Insomma: cosa ne pensavano della faccenda dell’unità gli “italiani” che nel 1861 vivevano nel nostro territorio?

E’ presto detto, perché erano completamente concentrati sulla loro sopravvivenza, questione allora cruciale per il 99% della popolazione, così come nei millenni precedenti. Per questo erano precedentemente emigrati dalla Val di Non e dalle Valli Trentine, sudditi tra i sudditi dell’imperatore, di lingua italiana, dello stato multinazionale austriaco. In Alto Adige erano stato quindi raggiunti da altri “italiani” che dalla “patria” veneta erano fuggiti con le loro famiglie proprio per riuscire a campare grazie alla richiesta di maestranze nell’edilizia e nell’artigianato.

Insomma, all’epoca di diatribe sui monumenti non vi era l’ombra. E le lingue non erano altro che che strumenti per comunicare. Se per campare bisognava impararne ed usarne un’altra lo si faceva senza fare tante storie e senza preoccuparsi di eventuali “processi di assimilazione”.

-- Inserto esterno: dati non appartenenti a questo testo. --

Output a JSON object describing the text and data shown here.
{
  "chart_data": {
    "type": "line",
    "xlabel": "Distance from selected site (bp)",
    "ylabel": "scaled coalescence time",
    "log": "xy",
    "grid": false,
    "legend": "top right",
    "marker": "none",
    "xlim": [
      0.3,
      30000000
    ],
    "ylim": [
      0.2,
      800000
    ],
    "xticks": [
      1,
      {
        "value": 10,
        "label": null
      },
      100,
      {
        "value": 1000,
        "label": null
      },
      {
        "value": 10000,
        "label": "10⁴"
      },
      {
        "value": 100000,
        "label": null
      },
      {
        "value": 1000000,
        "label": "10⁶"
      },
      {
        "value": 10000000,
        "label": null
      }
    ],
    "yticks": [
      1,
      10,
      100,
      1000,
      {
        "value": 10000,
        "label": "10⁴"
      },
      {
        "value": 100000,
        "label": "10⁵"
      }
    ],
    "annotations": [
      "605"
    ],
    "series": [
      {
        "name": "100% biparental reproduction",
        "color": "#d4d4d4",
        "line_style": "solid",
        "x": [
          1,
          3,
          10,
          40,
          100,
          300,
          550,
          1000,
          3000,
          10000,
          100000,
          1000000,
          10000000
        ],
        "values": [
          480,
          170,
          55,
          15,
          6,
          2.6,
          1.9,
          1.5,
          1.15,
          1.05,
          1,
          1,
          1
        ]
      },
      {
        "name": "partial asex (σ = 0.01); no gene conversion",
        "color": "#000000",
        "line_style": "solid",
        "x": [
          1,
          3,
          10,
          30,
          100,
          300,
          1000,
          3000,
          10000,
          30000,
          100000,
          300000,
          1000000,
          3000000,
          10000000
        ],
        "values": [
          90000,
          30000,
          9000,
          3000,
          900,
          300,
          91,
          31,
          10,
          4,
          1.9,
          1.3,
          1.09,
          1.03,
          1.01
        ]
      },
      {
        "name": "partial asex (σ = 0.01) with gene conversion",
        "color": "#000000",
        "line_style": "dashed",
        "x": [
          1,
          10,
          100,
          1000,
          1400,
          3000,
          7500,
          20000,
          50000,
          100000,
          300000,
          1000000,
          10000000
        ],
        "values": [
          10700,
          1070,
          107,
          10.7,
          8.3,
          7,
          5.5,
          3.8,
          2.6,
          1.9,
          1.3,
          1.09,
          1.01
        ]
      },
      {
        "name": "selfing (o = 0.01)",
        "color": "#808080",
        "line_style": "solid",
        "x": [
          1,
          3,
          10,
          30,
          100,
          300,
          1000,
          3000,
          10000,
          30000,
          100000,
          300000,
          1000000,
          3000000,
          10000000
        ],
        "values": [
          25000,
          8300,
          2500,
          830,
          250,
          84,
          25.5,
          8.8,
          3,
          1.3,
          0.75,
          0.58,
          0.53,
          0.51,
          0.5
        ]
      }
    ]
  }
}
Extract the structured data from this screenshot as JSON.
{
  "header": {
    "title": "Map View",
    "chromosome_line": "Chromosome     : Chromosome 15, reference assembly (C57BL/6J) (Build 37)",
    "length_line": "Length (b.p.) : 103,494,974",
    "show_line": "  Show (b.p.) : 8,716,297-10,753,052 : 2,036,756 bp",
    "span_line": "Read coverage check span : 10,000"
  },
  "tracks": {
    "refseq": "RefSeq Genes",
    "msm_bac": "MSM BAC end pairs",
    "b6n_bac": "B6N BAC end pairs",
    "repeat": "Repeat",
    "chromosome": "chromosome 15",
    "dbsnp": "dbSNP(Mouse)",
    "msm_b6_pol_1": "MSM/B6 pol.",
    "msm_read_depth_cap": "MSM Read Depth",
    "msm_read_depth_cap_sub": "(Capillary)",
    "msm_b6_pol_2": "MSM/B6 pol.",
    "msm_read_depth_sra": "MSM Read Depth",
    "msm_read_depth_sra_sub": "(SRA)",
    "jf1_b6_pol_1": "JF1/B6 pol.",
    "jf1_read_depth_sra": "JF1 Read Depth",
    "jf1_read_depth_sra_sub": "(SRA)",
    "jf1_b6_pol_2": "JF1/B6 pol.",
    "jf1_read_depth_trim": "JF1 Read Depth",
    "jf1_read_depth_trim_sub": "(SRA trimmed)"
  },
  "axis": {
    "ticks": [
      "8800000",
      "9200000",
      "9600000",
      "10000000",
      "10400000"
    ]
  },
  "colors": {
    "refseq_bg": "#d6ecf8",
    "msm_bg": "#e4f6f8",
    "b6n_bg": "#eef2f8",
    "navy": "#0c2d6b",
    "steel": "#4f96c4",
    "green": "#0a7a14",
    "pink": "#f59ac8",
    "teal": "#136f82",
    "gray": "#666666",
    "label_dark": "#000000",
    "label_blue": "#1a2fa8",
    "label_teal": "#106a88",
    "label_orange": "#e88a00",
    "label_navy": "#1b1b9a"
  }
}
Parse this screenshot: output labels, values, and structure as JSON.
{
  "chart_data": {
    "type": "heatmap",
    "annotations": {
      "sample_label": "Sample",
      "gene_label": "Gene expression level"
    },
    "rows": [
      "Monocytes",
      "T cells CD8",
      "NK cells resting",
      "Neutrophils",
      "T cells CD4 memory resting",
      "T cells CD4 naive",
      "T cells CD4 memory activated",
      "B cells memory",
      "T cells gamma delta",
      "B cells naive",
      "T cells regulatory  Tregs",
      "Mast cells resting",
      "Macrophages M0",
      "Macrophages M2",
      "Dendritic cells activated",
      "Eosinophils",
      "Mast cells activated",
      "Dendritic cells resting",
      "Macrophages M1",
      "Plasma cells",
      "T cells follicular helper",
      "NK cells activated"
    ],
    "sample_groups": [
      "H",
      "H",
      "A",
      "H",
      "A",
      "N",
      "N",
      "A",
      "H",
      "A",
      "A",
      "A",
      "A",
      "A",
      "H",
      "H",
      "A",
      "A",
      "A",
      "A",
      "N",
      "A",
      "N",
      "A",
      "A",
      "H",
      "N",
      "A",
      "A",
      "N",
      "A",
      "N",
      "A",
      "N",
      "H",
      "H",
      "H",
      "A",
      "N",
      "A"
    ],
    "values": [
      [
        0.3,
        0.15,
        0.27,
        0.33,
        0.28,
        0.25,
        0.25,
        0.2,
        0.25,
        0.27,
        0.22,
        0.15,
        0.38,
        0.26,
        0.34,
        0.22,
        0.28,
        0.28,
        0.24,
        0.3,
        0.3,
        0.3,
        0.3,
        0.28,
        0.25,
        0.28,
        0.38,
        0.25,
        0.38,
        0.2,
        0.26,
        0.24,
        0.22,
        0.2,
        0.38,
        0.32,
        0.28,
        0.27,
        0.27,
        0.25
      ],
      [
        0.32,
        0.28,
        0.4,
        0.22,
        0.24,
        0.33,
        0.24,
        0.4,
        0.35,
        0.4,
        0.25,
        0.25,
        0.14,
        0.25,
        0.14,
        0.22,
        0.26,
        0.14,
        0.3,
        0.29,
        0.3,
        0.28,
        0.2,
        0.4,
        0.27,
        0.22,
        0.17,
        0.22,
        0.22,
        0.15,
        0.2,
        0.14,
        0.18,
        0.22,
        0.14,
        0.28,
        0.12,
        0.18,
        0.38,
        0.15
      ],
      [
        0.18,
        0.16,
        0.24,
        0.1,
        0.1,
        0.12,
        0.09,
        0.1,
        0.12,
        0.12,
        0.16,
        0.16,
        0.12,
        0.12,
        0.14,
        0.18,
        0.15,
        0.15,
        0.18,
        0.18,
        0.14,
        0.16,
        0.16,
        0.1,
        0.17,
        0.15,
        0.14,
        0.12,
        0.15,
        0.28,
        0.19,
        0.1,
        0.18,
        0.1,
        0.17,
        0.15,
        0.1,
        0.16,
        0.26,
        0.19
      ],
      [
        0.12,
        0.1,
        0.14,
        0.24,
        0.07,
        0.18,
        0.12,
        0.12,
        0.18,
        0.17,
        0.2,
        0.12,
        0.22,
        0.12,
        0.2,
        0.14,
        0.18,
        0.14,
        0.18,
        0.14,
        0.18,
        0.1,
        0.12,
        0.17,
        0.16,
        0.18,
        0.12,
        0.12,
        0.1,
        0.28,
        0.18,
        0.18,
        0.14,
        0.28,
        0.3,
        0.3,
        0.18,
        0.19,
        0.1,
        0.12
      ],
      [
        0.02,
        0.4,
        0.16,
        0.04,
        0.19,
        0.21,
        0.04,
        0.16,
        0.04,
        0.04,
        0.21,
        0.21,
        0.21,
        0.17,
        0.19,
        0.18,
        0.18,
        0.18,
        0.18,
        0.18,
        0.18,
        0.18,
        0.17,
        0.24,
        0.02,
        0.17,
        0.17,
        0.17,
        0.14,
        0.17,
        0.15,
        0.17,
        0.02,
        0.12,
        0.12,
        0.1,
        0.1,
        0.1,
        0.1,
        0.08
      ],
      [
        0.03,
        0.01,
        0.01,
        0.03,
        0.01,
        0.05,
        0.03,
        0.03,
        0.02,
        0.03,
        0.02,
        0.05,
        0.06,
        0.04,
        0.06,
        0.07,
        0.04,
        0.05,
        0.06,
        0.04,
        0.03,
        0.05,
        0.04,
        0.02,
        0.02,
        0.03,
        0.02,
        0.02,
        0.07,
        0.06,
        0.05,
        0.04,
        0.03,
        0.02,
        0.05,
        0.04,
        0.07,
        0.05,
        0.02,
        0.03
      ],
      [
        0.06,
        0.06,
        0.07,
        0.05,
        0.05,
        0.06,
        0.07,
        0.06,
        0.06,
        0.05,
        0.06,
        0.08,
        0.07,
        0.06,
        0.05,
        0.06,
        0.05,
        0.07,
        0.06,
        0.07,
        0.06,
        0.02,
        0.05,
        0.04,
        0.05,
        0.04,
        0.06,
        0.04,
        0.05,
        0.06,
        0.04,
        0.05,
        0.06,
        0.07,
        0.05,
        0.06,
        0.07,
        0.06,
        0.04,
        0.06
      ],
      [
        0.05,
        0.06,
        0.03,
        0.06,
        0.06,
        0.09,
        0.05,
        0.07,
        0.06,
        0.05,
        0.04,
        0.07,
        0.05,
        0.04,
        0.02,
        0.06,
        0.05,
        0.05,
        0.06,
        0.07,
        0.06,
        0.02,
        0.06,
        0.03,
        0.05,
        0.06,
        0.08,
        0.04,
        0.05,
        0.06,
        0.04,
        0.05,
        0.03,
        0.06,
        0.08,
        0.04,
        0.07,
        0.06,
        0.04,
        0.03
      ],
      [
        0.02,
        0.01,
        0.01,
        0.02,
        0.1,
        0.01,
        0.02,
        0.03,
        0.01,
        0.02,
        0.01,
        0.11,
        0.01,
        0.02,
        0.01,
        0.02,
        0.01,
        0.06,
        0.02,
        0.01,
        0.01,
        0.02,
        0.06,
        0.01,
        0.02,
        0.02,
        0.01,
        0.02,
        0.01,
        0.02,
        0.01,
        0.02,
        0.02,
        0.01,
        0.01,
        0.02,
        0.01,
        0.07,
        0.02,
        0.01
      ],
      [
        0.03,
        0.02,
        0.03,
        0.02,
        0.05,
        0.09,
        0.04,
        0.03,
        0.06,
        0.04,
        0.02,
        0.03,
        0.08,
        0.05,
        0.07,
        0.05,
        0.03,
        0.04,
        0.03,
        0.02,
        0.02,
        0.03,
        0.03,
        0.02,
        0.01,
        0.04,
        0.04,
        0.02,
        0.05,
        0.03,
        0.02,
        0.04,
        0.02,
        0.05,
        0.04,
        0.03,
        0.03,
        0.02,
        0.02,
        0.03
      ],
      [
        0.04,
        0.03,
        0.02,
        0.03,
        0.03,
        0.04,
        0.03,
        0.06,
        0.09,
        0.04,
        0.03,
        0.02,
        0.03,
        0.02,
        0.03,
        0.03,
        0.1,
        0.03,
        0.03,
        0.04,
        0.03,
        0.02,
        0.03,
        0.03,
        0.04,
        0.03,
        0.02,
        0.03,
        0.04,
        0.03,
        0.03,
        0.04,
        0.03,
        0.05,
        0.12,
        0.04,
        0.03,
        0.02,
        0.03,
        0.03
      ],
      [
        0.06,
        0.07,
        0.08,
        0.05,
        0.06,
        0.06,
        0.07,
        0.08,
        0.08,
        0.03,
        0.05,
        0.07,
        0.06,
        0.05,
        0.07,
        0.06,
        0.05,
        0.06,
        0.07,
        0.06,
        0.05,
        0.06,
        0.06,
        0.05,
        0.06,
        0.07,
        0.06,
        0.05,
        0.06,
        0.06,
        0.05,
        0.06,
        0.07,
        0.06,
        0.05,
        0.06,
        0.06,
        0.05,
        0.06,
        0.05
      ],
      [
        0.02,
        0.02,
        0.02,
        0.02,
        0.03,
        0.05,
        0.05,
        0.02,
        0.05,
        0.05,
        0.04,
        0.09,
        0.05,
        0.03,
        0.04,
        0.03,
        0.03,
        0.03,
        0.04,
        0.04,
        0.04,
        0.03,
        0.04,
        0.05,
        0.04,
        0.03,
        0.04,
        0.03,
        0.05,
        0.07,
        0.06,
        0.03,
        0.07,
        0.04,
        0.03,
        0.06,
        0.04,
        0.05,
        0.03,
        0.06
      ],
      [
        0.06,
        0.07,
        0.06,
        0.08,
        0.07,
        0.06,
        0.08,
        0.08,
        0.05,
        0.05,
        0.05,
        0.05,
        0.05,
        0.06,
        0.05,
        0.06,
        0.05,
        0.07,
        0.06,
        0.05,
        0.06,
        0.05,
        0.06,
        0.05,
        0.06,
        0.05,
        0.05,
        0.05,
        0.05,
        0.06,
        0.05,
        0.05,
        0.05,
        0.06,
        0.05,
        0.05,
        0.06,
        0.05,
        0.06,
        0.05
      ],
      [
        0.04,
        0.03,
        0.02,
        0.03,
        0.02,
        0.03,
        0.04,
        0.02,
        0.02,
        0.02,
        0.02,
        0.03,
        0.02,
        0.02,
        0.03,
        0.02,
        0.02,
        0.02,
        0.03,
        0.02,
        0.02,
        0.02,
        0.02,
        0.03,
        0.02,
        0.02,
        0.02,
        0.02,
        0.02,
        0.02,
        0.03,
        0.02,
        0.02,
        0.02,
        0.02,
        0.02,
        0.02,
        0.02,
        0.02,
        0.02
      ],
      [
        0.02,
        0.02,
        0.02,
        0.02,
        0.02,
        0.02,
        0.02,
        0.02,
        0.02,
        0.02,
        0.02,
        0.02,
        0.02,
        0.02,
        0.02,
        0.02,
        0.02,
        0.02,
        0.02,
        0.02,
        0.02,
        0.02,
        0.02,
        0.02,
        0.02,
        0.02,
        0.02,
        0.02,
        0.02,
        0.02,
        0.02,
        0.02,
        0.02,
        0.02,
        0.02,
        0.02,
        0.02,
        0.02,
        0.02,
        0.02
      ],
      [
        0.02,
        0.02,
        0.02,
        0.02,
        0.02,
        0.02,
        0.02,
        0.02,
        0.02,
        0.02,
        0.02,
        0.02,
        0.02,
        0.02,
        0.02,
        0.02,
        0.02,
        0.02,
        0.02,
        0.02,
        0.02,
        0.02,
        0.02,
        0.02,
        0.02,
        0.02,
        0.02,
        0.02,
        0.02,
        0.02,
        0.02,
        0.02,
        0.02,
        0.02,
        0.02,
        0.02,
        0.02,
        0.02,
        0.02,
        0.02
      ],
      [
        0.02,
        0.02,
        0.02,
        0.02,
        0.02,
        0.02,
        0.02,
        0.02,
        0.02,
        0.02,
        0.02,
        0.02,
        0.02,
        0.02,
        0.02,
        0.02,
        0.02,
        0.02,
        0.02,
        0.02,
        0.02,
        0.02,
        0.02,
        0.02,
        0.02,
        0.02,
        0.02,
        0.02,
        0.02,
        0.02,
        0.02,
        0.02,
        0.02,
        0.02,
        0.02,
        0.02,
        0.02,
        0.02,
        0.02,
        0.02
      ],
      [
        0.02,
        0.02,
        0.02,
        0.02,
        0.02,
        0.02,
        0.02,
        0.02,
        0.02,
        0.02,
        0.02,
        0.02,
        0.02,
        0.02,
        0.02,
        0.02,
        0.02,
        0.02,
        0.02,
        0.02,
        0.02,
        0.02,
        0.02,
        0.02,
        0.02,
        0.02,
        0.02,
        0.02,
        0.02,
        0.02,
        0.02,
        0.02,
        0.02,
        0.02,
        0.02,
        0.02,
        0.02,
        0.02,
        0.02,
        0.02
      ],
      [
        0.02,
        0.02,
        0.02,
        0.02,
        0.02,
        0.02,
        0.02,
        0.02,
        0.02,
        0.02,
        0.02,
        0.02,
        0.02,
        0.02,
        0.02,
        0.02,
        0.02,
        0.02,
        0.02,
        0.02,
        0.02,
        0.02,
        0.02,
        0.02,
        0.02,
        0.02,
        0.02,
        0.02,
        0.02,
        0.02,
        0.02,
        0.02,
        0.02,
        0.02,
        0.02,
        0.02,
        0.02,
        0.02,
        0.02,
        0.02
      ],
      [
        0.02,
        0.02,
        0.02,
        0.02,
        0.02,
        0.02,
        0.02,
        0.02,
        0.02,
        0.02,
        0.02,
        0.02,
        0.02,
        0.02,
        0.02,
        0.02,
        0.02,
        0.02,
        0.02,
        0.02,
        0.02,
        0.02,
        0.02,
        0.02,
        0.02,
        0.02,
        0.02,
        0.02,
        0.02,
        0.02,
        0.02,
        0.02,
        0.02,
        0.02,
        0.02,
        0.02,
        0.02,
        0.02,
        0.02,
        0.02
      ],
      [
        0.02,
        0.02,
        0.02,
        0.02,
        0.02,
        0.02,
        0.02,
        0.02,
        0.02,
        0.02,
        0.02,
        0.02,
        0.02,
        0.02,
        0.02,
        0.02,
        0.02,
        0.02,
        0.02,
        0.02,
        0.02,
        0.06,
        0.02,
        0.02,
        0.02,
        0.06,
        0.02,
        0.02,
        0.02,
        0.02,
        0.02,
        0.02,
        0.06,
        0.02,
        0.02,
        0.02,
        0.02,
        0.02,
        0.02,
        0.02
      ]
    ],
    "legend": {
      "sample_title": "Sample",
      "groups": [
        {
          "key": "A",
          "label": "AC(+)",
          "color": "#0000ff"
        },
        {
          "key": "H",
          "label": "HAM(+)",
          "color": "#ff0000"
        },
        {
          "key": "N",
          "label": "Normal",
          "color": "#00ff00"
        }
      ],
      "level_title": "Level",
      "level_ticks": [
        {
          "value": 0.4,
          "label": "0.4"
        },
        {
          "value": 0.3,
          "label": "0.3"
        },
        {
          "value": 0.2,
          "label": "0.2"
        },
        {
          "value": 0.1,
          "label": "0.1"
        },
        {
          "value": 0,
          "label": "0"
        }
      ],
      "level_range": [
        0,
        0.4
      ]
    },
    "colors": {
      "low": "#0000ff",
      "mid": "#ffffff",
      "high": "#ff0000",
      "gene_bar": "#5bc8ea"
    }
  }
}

In conclusione i relatori hanno scattato una foto ricordo accanto alla grande targa che nell’attigua biblioteca della LUB ricorda le dedicazione al “fondatore” Luis Durnwalder. Lo stesso che disse che nel marzo 2011 per la popolazione dell’Alto Adige Südtirol non vi era nulla da “celebrare”.

Ma forse qualcosa su quegli anni ci sarebbe ancora da capire e soprattutto da “sapere”. Portando ad una nuova consapevolezza che farebbe bene a tutti.